The Fire Next Time

pizMO is a collective / collaborative entity that could be enormous and diffuse, wishing to project a façade of anonymity while also claiming to be a hydra-headed entity of many creators, although it may just as likely be the laptop trio of Christophe Havard, Jerome Joy and Julien Ottavi. The group sent us a copy of blst (FIBRR RECORDS 012) in June 2013. This current line-up is the “born-again” incarnation of the group which began 13 years ago with Joy, Ottavi and Yannick Dauby. In describing this work, terms bandied about include “environments” and “audio architecture”, suggestive of a large-scale distribution of events, statements, and effusions happening – very fleetingly and temporarily – in places which cannot even be identified with any certainty. Ay, it’s hard to pin down exactly what’s going on with this assemblage of live recordings, captured from festivals in France and Norway during 2012, but for over 53 minutes you will experience a continuous barrage of formless, bewildering and strangely exciting electronic music, dispersed over a wide area without explanation or context.

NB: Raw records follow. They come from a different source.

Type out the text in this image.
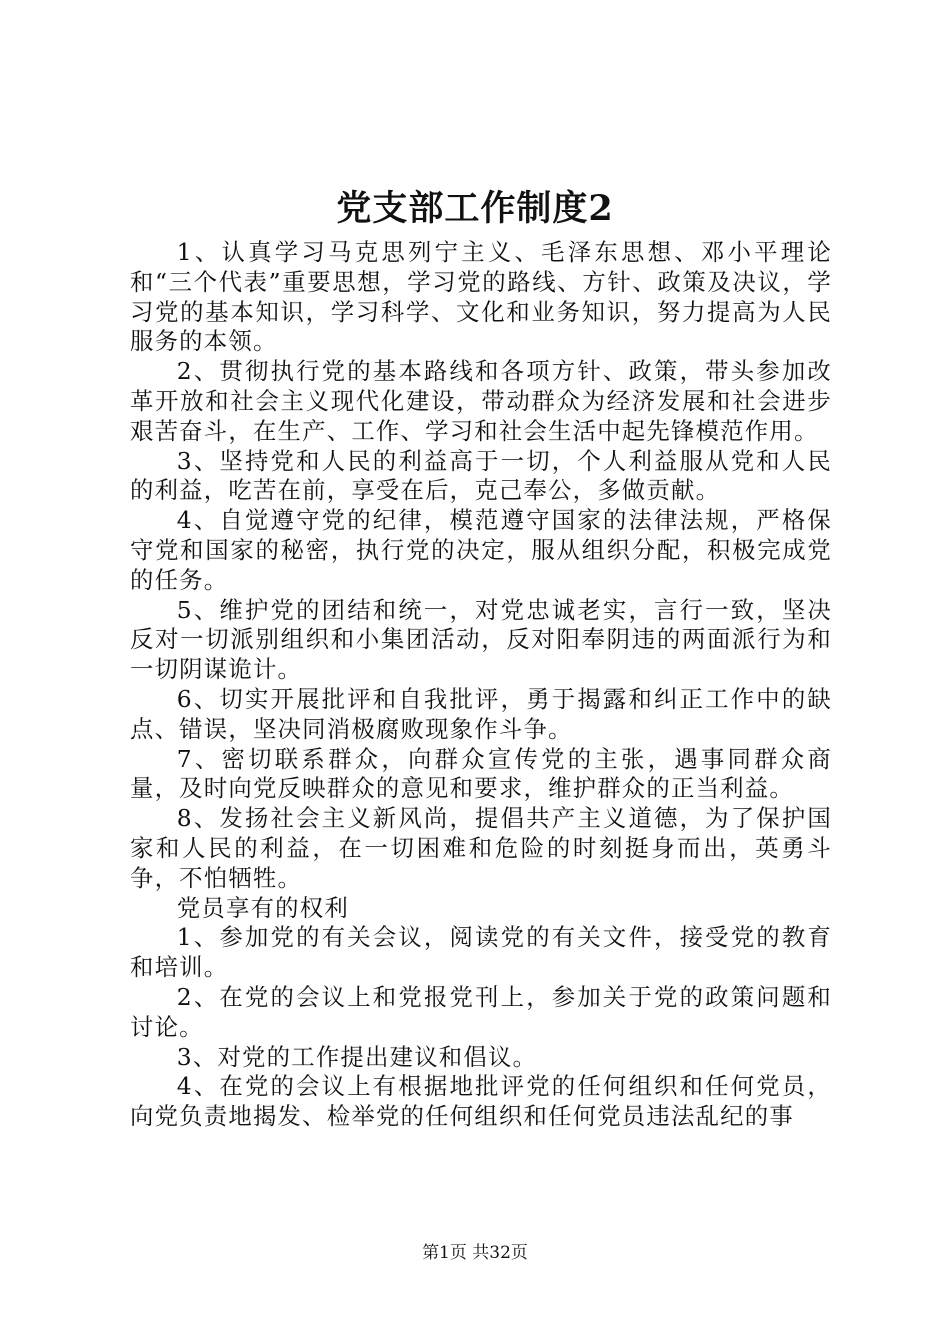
党支部工作制度2

1、认真学习马克思列宁主义、毛泽东思想、邓小平理论和“三个代表”重要思想，学习党的路线、方针、政策及决议，学习党的基本知识，学习科学、文化和业务知识，努力提高为人民服务的本领。

2、贯彻执行党的基本路线和各项方针、政策，带头参加改革开放和社会主义现代化建设，带动群众为经济发展和社会进步艰苦奋斗，在生产、工作、学习和社会生活中起先锋模范作用。

3、坚持党和人民的利益高于一切，个人利益服从党和人民的利益，吃苦在前，享受在后，克己奉公，多做贡献。

4、自觉遵守党的纪律，模范遵守国家的法律法规，严格保守党和国家的秘密，执行党的决定，服从组织分配，积极完成党的任务。

5、维护党的团结和统一，对党忠诚老实，言行一致，坚决反对一切派别组织和小集团活动，反对阳奉阴违的两面派行为和一切阴谋诡计。

6、切实开展批评和自我批评，勇于揭露和纠正工作中的缺点、错误，坚决同消极腐败现象作斗争。

7、密切联系群众，向群众宣传党的主张，遇事同群众商量，及时向党反映群众的意见和要求，维护群众的正当利益。

8、发扬社会主义新风尚，提倡共产主义道德，为了保护国家和人民的利益，在一切困难和危险的时刻挺身而出，英勇斗争，不怕牺牲。

党员享有的权利

1、参加党的有关会议，阅读党的有关文件，接受党的教育和培训。

2、在党的会议上和党报党刊上，参加关于党的政策问题和讨论。

3、对党的工作提出建议和倡议。

4、在党的会议上有根据地批评党的任何组织和任何党员，向党负责地揭发、检举党的任何组织和任何党员违法乱纪的事

第1页 共32页
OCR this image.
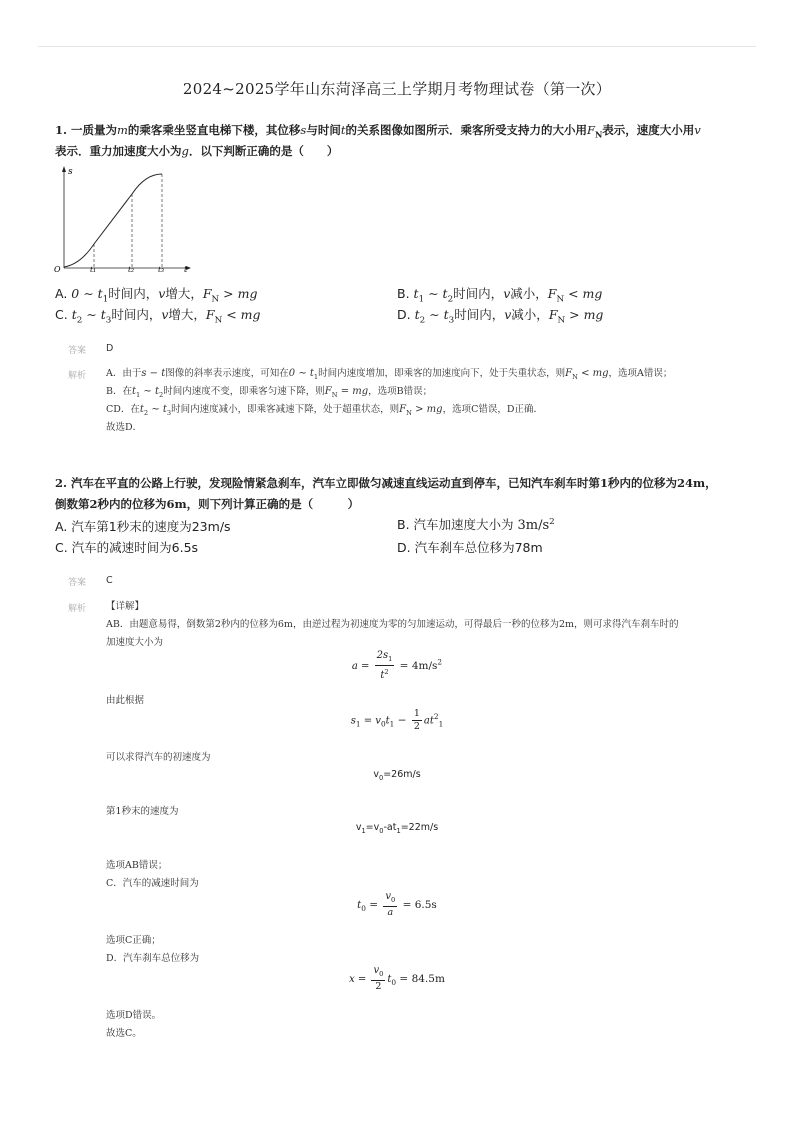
2024~2025学年山东菏泽高三上学期月考物理试卷（第一次）
1. 一质量为m的乘客乘坐竖直电梯下楼，其位移s与时间t的关系图像如图所示．乘客所受支持力的大小用$F_N$表示，速度大小用v
表示．重力加速度大小为g．以下判断正确的是（　　）
s
O	t
t₁	t₂	t₃
A. 0 ∼ $t_1$时间内，v增大，$F_N$ > mg	B. $t_1$ ∼ $t_2$时间内，v减小，$F_N$ < mg
C. $t_2$ ∼ $t_3$时间内，v增大，$F_N$ < mg	D. $t_2$ ∼ $t_3$时间内，v减小，$F_N$ > mg
答案 D
解析 A．由于s − t图像的斜率表示速度，可知在0 ∼ $t_1$时间内速度增加，即乘客的加速度向下，处于失重状态，则$F_N$ < mg，选项A错误；
B．在$t_1$ ∼ $t_2$时间内速度不变，即乘客匀速下降，则$F_N$ = mg，选项B错误；
CD．在$t_2$ ∼ $t_3$时间内速度减小，即乘客减速下降，处于超重状态，则$F_N$ > mg，选项C错误，D正确．
故选D．
2. 汽车在平直的公路上行驶，发现险情紧急刹车，汽车立即做匀减速直线运动直到停车，已知汽车刹车时第1秒内的位移为24m，
倒数第2秒内的位移为6m，则下列计算正确的是（　　　）
A. 汽车第1秒末的速度为23m/s	B. 汽车加速度大小为 $3m/s^2$
C. 汽车的减速时间为6.5s	D. 汽车刹车总位移为78m
答案 C
解析 【详解】
AB．由题意易得，倒数第2秒内的位移为6m，由逆过程为初速度为零的匀加速运动，可得最后一秒的位移为2m，则可求得汽车刹车时的
加速度大小为
$a = \frac{2s_1}{t^2} = 4m/s^2$
由此根据
$s_1 = v_0t_1 - \frac{1}{2} at^2_1$
可以求得汽车的初速度为
$v_0=26m/s$
第1秒末的速度为
$v_1=v_0-at_1=22m/s$
选项AB错误；
C．汽车的减速时间为
$t_0 = \frac{v_0}{a} = 6.5s$
选项C正确；
D．汽车刹车总位移为
$x = \frac{v_0}{2} t_0 = 84.5m$
选项D错误。
故选C。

As you have gathered, pizMO have high ambitions for their music, hoping to somehow bypass conventional means of communication and presentation, and even transcend the limits of human perception to some degree; they’d be pleased to see all forms of centralised system collapse, and want to place themselves in the centre of a musical revolution. This is all expressed in a manifesto printed on the artworks, stated in English and in French. Their attitude is redolent of a certain impatience with the way things are (narrow, confined, predictable, monolithic), and a desire to find some new, secret, invisible space of vitality where their music can freely exist and thrive in a near-infinite continuum. The main thing is to ignore and undermine the dominant music industry, and especially concepts of ownership; the work is made available under “copyleft” terms. A lot of this, it seems to me, is about bumping one’s head on technological limits; I get the feeling that pizMO would love to exist as an unending stream of digital data if they could, transmitted forever around the world across broadband networks, and made freely available to the people. The actual music /sound they make is not so incendiary or innovative as any of this may imply, but when it doesn’t lapse into meaningless white noise, this is a very engaging listen, with many unexpected swoops and slippery sensations.